Gigantische investeringen zijn nodig in R&D/technologie rondom elektrisch, ADAS/autonoom, connectivity en data. Consumentengedrag verandert. We zien verschuivingen van bezit naar gebruik, van product naar service.

Concurrentie tussen gevestigde partijen staat op scherp en nieuwe spelers rammelen al aan de deur van die oude gevestigde bedrijven. De high tech spelers met grote belangen en diepe zakken staan klaar om de klant en de data, en alles wat hen verbindt, naar binnen te hengelen.
Nieuwe autofabrikanten komen op de markt, maken het moeilijker voor de gevestigde orde om andere markten te betreden, of zelfs de eigen thuismarkt te verdedigen.

In een traditionele maak-industrie is schaalgrootte cruciaal, en dat geldt dus voor de automotive.
Maar in de wereld van high tech is schaal nog heiliger (the winner takes all) en zijn de investeringen in technologie (en in het snel veroveren van hoge marktaandelen) onvoorstelbaar.

Goed, beide merken zien dat en zien die dynamiek bij andere automakers die voorlopig nog een slag groter zijn, VAG en Toyota.
Daar komt bij dat beide merken (zoals het Franse  Italiaanse automakers betaamde) een flinke focus hadden (hebben) op dieseltechnologie. Renault is al jaren bezig met elektrificering overigens, een mooie basis om van daaruit verder te werken dus. FCA heeft een sterke positie in SUV’s en pick ups.

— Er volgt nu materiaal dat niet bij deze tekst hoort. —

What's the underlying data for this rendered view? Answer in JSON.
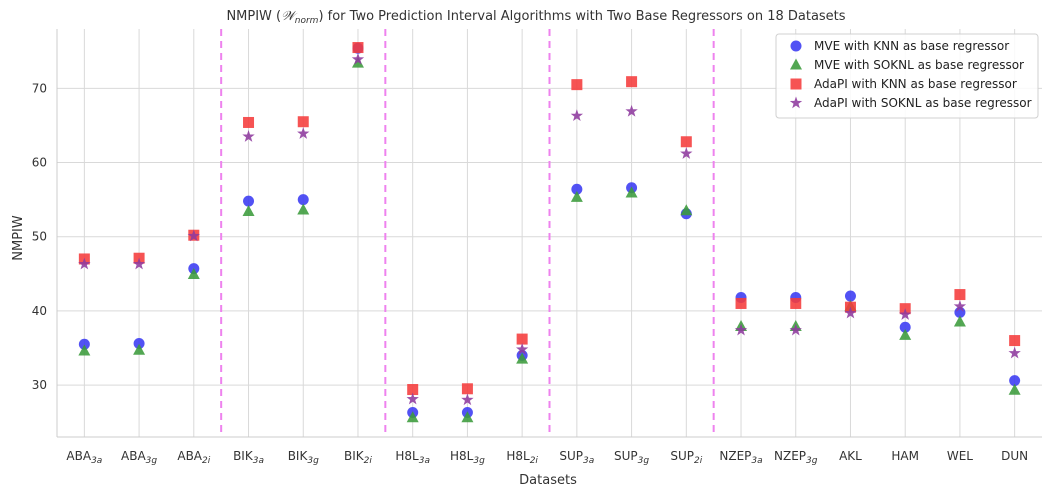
{
  "chart_data": {
    "type": "scatter",
    "title": {
      "prefix": "NMPIW (",
      "symbol": "𝒲",
      "symbol_sub": "norm",
      "suffix": ") for Two Prediction Interval Algorithms with Two Base Regressors on 18 Datasets"
    },
    "xlabel": "Datasets",
    "ylabel": "NMPIW",
    "ylim": [
      23,
      78
    ],
    "yticks": [
      30,
      40,
      50,
      60,
      70
    ],
    "grid": true,
    "legend_position": "top-right",
    "categories": [
      {
        "base": "ABA",
        "sub": "3a"
      },
      {
        "base": "ABA",
        "sub": "3g"
      },
      {
        "base": "ABA",
        "sub": "2i"
      },
      {
        "base": "BIK",
        "sub": "3a"
      },
      {
        "base": "BIK",
        "sub": "3g"
      },
      {
        "base": "BIK",
        "sub": "2i"
      },
      {
        "base": "H8L",
        "sub": "3a"
      },
      {
        "base": "H8L",
        "sub": "3g"
      },
      {
        "base": "H8L",
        "sub": "2i"
      },
      {
        "base": "SUP",
        "sub": "3a"
      },
      {
        "base": "SUP",
        "sub": "3g"
      },
      {
        "base": "SUP",
        "sub": "2i"
      },
      {
        "base": "NZEP",
        "sub": "3a"
      },
      {
        "base": "NZEP",
        "sub": "3g"
      },
      {
        "base": "AKL",
        "sub": ""
      },
      {
        "base": "HAM",
        "sub": ""
      },
      {
        "base": "WEL",
        "sub": ""
      },
      {
        "base": "DUN",
        "sub": ""
      }
    ],
    "group_separators_after_index": [
      2,
      5,
      8,
      11
    ],
    "separator_color": "#ee82ee",
    "series": [
      {
        "name": "MVE with KNN as base regressor",
        "marker": "circle",
        "color": "#3a3af2",
        "values": [
          35.5,
          35.6,
          45.7,
          54.8,
          55.0,
          75.4,
          26.3,
          26.3,
          34.0,
          56.4,
          56.6,
          53.1,
          41.8,
          41.8,
          42.0,
          37.8,
          39.8,
          30.6
        ]
      },
      {
        "name": "MVE with SOKNL as base regressor",
        "marker": "triangle",
        "color": "#3b9b3b",
        "values": [
          34.6,
          34.7,
          44.9,
          53.4,
          53.6,
          73.4,
          25.6,
          25.6,
          33.5,
          55.3,
          55.9,
          53.5,
          37.9,
          37.9,
          40.6,
          36.7,
          38.5,
          29.3
        ]
      },
      {
        "name": "AdaPI with KNN as base regressor",
        "marker": "square",
        "color": "#f53b3b",
        "values": [
          47.0,
          47.1,
          50.2,
          65.4,
          65.5,
          75.5,
          29.4,
          29.5,
          36.2,
          70.5,
          70.9,
          62.8,
          41.0,
          41.0,
          40.5,
          40.3,
          42.2,
          36.0
        ]
      },
      {
        "name": "AdaPI with SOKNL as base regressor",
        "marker": "star",
        "color": "#8e3a9e",
        "values": [
          46.3,
          46.3,
          50.1,
          63.5,
          63.9,
          73.9,
          28.1,
          28.0,
          34.8,
          66.3,
          66.9,
          61.2,
          37.4,
          37.4,
          39.7,
          39.5,
          40.6,
          34.3
        ]
      }
    ]
  }
}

Feit blijft dat in R&D, productontwikkeling en intellectuele eigendom voordelen zijn te behalen.
Fiat zou zelfstandig rond de 4,5 miljard moeten gaan uitgeven in productontwikkeling (EV, hybrid) en dat leidt pas tot aantallen over 3 tot 4 jaar.

 

5.       De keerzijde van de medaille.

Wat kan er allemaal  fout gaan?

Veel, dat leren ons de andere handboeken over fusies en overnames (dus niet de success stories met veel “how to….” , maar de drama’s en mislukkingen).

Synergie wordt een veelkoppig monster. Om te beginnen blijkt het lastig al die gedroomde voordelen te realiseren. De sommetjes kloppen niet, de weerstand intern is groot, politieke druk verhindert ingrijpen (ook in dit geval zetten overheden al druk op het proces met eisen t.a.v. werkgelegenheid, het openhouden van fabrieken).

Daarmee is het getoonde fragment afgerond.